The accounting for exchanges of nonmonetary assets has recently converged between IFRS and GAAP. GAAP now requires that gains on exchanges of nonmonetary assets be recognized if the exchange has commercial substance. This is the same framework used in IFRS.
Chapter 9-78
Looking into the Future
It is too early to say whether a converged conceptual framework
will recommend fair value measurement (and revaluation
accounting) for plant assets and intangibles. The IASB and FASB
have identified a project that would consider expanded recognition
of internally generated intangible assets. IFRS permits more
recognition of intangibles compared to GAAP. Thus, it will be
challenging to develop converged standards for intangible assets,
given the long-standing prohibition on capitalizing internally
generated intangible assets and research and development costs
in GAAP.
Chapter 9-79
Which of the following statements is correct?
a) Both IFRS and GAAP permit revaluation of property,
plant, and equipment and intangible assets (except for
goodwill).
b) IFRS permits revaluation of property, plant, and
equipment and intangible assets (except for goodwill).
c) Both IFRS and GAAP permit revaluation of property,
plant, and equipment but not intangible assets.

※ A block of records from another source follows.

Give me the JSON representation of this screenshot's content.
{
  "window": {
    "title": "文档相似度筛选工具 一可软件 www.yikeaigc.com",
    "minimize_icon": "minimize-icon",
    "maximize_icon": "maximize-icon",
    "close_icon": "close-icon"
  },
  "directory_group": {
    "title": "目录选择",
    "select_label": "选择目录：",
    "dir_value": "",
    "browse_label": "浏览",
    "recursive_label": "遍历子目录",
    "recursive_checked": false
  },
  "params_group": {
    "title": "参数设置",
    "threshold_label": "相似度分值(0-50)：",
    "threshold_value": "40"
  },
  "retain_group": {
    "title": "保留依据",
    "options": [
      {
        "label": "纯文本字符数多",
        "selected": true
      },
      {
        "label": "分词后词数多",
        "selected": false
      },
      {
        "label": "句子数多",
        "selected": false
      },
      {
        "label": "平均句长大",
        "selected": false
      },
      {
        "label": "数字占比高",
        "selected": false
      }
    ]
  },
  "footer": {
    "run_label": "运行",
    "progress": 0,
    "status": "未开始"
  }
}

d) GAAP permits revaluation of property, plant, and
equipment but not intangible assets.
Chapter 9-80
Research and development costs are:
a) expensed under GAAP.
b) expensed under IFRS.
c) expensed under both GAAP and IFRS.
d) None of the above.
Chapter 9-81
Under IFRS, value-in-use is defined as:
a) net realizable value.
b) fair value.
c) future cash flows discounted to present value.
d) total future undiscounted cash flows.